Friday, 11 January 2013

Amuse-Bouche: "Is that red?"

Tasty bite-sized doses of customer stupidity.

Starring: Function guests with a set menu
Scene: Gentleman has selected the steak option

Me: “Your sirloin, sir.”
Gentleman: “Oh no, um, I ordered the um, the meat.”
Me: “…your meat, sir.”
Gentleman: “Thanks!”


Starring: Young couple in late twenties
Scene: The couple are hovering at the bar, the bartender attends to them as per social norm.

Bartender:  “Hello! What would you like?”
Lady: “I would like to be able to sit down first.”
Bartender: *backs away*

Back the fuck down, random. You’re a chick in a pub, not Anna Wintour.


Starring: A gentleman paying the bill while guest is in bathroom
Scene: I have led him to the POS to complete the transaction

Me: “I’m sorry sir, we are no longer listed in the Entertainment Book and do not accept Entertainment Cards.”
Gentleman: “Oh! But… this is last year’s Entertainment Card. And you were listed last year.”
Me: “I’m sorry, we were not listed last year, either. Even if we were, your card is still expired.”
Gentleman: “Oh.
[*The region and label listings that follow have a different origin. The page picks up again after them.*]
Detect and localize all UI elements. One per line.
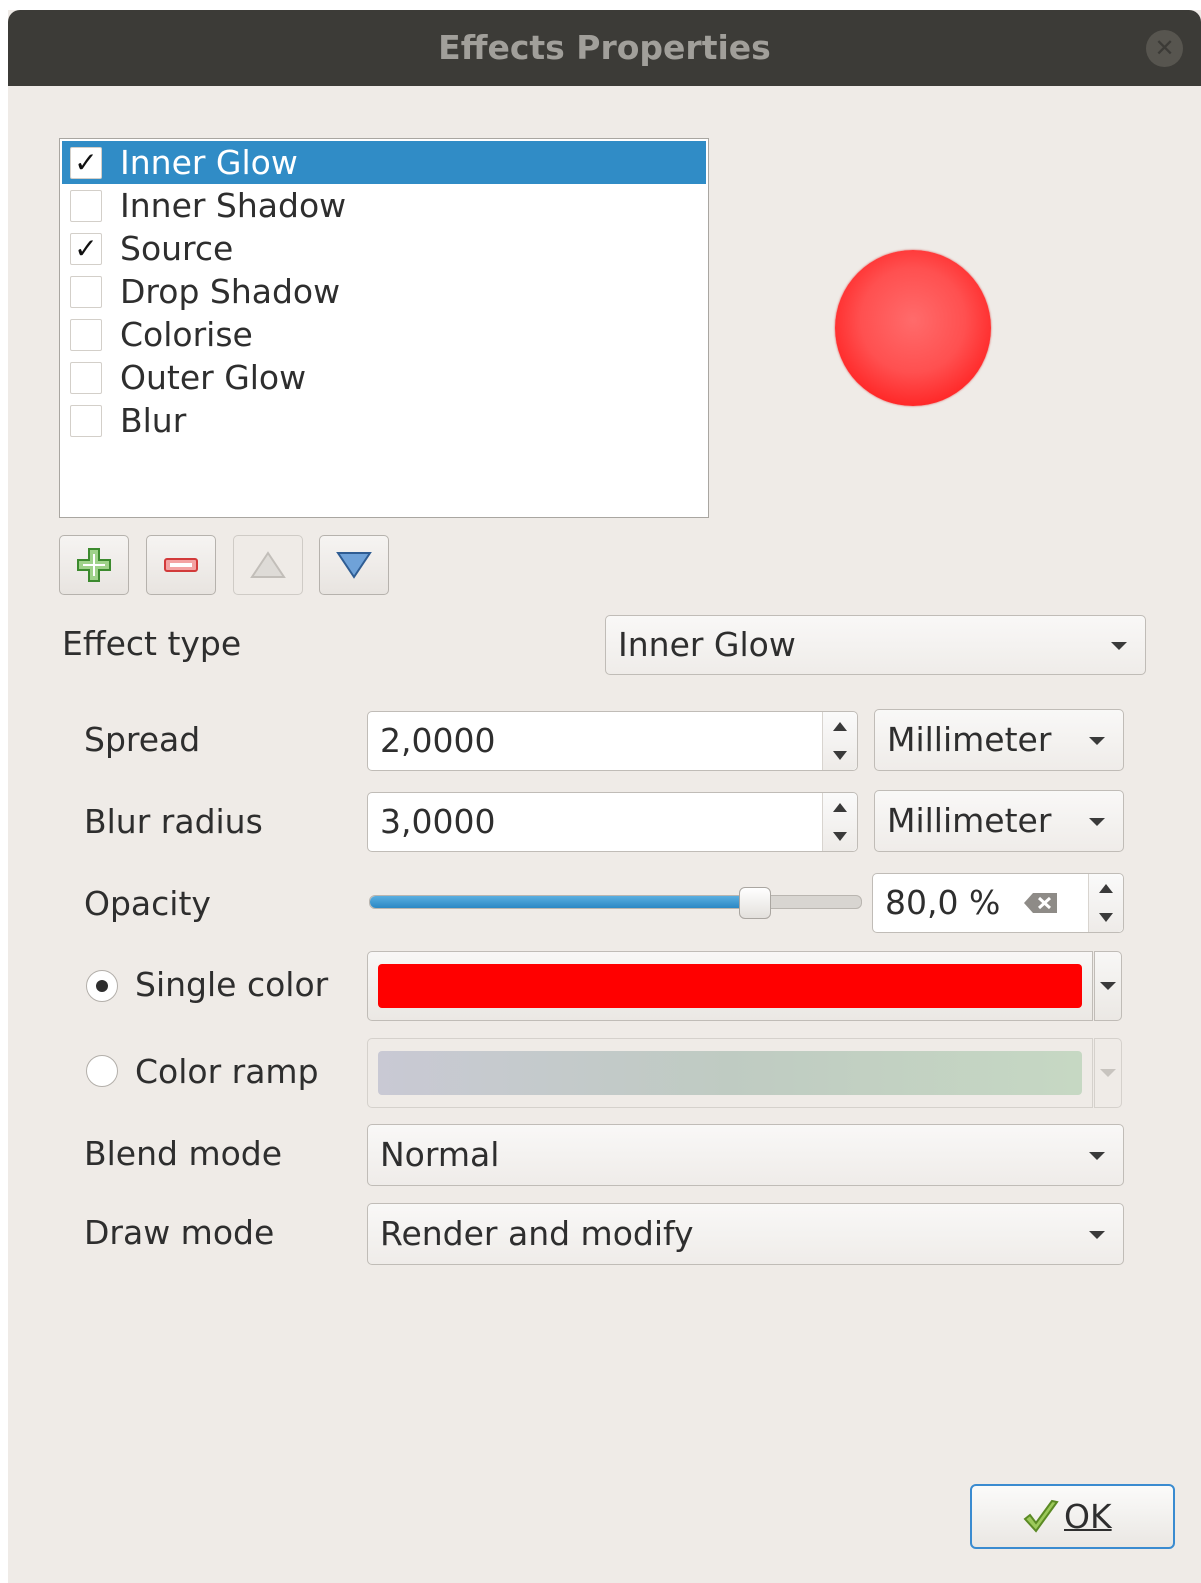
effect-type-combo[interactable]: Inner Glow bbox=[605, 615, 1146, 675]
color-ramp-radio[interactable] bbox=[86, 1055, 118, 1087]
blur-radius-spinbox[interactable]: 3,0000 bbox=[367, 792, 858, 852]
effects-list[interactable]: ✓ Inner Glow Inner Shadow ✓ Source Drop … bbox=[59, 138, 709, 518]
arrow-down-icon bbox=[833, 832, 847, 841]
opacity-value: 80,0 % bbox=[885, 883, 1001, 922]
effect-item-outer-glow[interactable]: Outer Glow bbox=[62, 356, 706, 399]
close-icon: ✕ bbox=[1154, 34, 1175, 62]
effects-properties-dialog: Effects Properties ✕ ✓ Inner Glow Inner … bbox=[8, 10, 1201, 1583]
blur-radius-value: 3,0000 bbox=[380, 802, 496, 841]
spread-value: 2,0000 bbox=[380, 721, 496, 760]
remove-effect-button[interactable] bbox=[146, 535, 216, 595]
triangle-up-icon bbox=[250, 551, 286, 578]
chevron-down-icon bbox=[1100, 1069, 1116, 1077]
minus-icon bbox=[164, 558, 198, 572]
effect-item-drop-shadow[interactable]: Drop Shadow bbox=[62, 270, 706, 313]
draw-mode-label: Draw mode bbox=[84, 1213, 275, 1252]
spread-label: Spread bbox=[84, 720, 201, 759]
effect-label: Blur bbox=[120, 401, 187, 440]
effect-type-value: Inner Glow bbox=[618, 625, 796, 664]
opacity-label: Opacity bbox=[84, 884, 211, 923]
effect-label: Inner Glow bbox=[120, 143, 298, 182]
effect-label: Source bbox=[120, 229, 234, 268]
effect-label: Drop Shadow bbox=[120, 272, 341, 311]
effect-type-label: Effect type bbox=[62, 624, 242, 663]
arrow-up-icon bbox=[833, 803, 847, 812]
spread-unit-value: Millimeter bbox=[887, 720, 1052, 759]
effect-checkbox[interactable] bbox=[70, 319, 102, 351]
checkmark-icon bbox=[1023, 1499, 1059, 1533]
single-color-dropdown[interactable] bbox=[1094, 951, 1122, 1021]
radio-checked-dot bbox=[96, 980, 108, 992]
ok-label: OK bbox=[1064, 1497, 1112, 1536]
dialog-title: Effects Properties bbox=[438, 28, 771, 67]
opacity-stepper[interactable] bbox=[1088, 874, 1123, 932]
blend-mode-combo[interactable]: Normal bbox=[367, 1124, 1124, 1186]
chevron-down-icon bbox=[1100, 982, 1116, 990]
effect-checkbox[interactable] bbox=[70, 362, 102, 394]
opacity-spinbox[interactable]: 80,0 % bbox=[872, 873, 1124, 933]
opacity-slider-handle[interactable] bbox=[739, 887, 771, 919]
effect-label: Outer Glow bbox=[120, 358, 307, 397]
effect-item-source[interactable]: ✓ Source bbox=[62, 227, 706, 270]
chevron-down-icon bbox=[1089, 1231, 1105, 1239]
effect-label: Inner Shadow bbox=[120, 186, 347, 225]
arrow-up-icon bbox=[833, 722, 847, 731]
opacity-slider[interactable] bbox=[369, 887, 862, 919]
effect-checkbox[interactable] bbox=[70, 276, 102, 308]
ok-button[interactable]: OK bbox=[970, 1484, 1175, 1549]
gradient-swatch bbox=[378, 1051, 1082, 1095]
move-up-button[interactable] bbox=[233, 535, 303, 595]
color-ramp-button[interactable] bbox=[367, 1038, 1093, 1108]
effect-label: Colorise bbox=[120, 315, 253, 354]
chevron-down-icon bbox=[1089, 1152, 1105, 1160]
single-color-radio[interactable] bbox=[86, 970, 118, 1002]
effect-item-colorise[interactable]: Colorise bbox=[62, 313, 706, 356]
draw-mode-combo[interactable]: Render and modify bbox=[367, 1203, 1124, 1265]
chevron-down-icon bbox=[1111, 642, 1127, 650]
blur-radius-stepper[interactable] bbox=[822, 793, 857, 851]
chevron-down-icon bbox=[1089, 737, 1105, 745]
arrow-down-icon bbox=[1099, 913, 1113, 922]
move-down-button[interactable] bbox=[319, 535, 389, 595]
effect-checkbox[interactable] bbox=[70, 405, 102, 437]
add-effect-button[interactable] bbox=[59, 535, 129, 595]
color-ramp-label: Color ramp bbox=[135, 1052, 319, 1091]
single-color-button[interactable] bbox=[367, 951, 1093, 1021]
chevron-down-icon bbox=[1089, 818, 1105, 826]
blend-mode-value: Normal bbox=[380, 1135, 500, 1174]
blur-radius-label: Blur radius bbox=[84, 802, 263, 841]
color-swatch bbox=[378, 964, 1082, 1008]
spread-unit-combo[interactable]: Millimeter bbox=[874, 709, 1124, 771]
effect-checkbox[interactable]: ✓ bbox=[70, 147, 102, 179]
arrow-up-icon bbox=[1099, 884, 1113, 893]
close-button[interactable]: ✕ bbox=[1146, 30, 1183, 67]
triangle-down-icon bbox=[336, 552, 372, 579]
plus-icon bbox=[77, 548, 111, 582]
color-ramp-dropdown[interactable] bbox=[1094, 1038, 1122, 1108]
blur-unit-value: Millimeter bbox=[887, 801, 1052, 840]
blur-unit-combo[interactable]: Millimeter bbox=[874, 790, 1124, 852]
title-bar: Effects Properties ✕ bbox=[8, 10, 1201, 86]
effect-preview bbox=[835, 250, 991, 406]
spread-spinbox[interactable]: 2,0000 bbox=[367, 711, 858, 771]
spread-stepper[interactable] bbox=[822, 712, 857, 770]
effect-item-inner-shadow[interactable]: Inner Shadow bbox=[62, 184, 706, 227]
effect-item-inner-glow[interactable]: ✓ Inner Glow bbox=[62, 141, 706, 184]
draw-mode-value: Render and modify bbox=[380, 1214, 694, 1253]
arrow-down-icon bbox=[833, 751, 847, 760]
effect-checkbox[interactable]: ✓ bbox=[70, 233, 102, 265]
blend-mode-label: Blend mode bbox=[84, 1134, 283, 1173]
effect-item-blur[interactable]: Blur bbox=[62, 399, 706, 442]
single-color-label: Single color bbox=[135, 965, 329, 1004]
effect-checkbox[interactable] bbox=[70, 190, 102, 222]
opacity-slider-fill bbox=[370, 896, 754, 908]
clear-backspace-icon[interactable] bbox=[1023, 892, 1059, 914]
So, no discount?”
Me: “I’m afraid not.”
Gentleman: “But… maybe you ARE listed?”
Me: “No, we aren’t.”
Gentleman: “But if you were, how much would the discount be?”
Me: “We aren’t.”
Gentleman: “I understand, but what if you ARE?”
Me: “We aren’t.”
Gentleman: “But supposing you ARE?”
Me: “We aren’t.”

This went on for some time.


Starring: A function of 10 people
Scene: I am offering new arrivals a glass of wine

Me: “Would you like a glass of red?”
Lady: “Hmm, what is it?”
Me: “A 2010 pinot noir, selected by your host.”
Lady: “Is that red?”

Lady, if you ever want to see a picture of yourself, just look up the word “idiot” on Wikipedia.


Starring: Two ladies perusing menu
Scene: After demanding to know why we serve beef “eyes” (perhaps a trans-Atlantic interpretation of eye fillet), American Lady has asked me to explain sirloin

Me: “I believe it’s from what you know as short-loin, it comes from the upper-rear of the animal-”
American: *appalled* “You don’t have to be QUITE so graphic.”

Ok. Sirloin is the one that looks like a rectangle and is made out of sunshine and rainbows and definitely didn’t involve bucket-loads of blood spilling from a bovine getting its head sawed off. Moooo.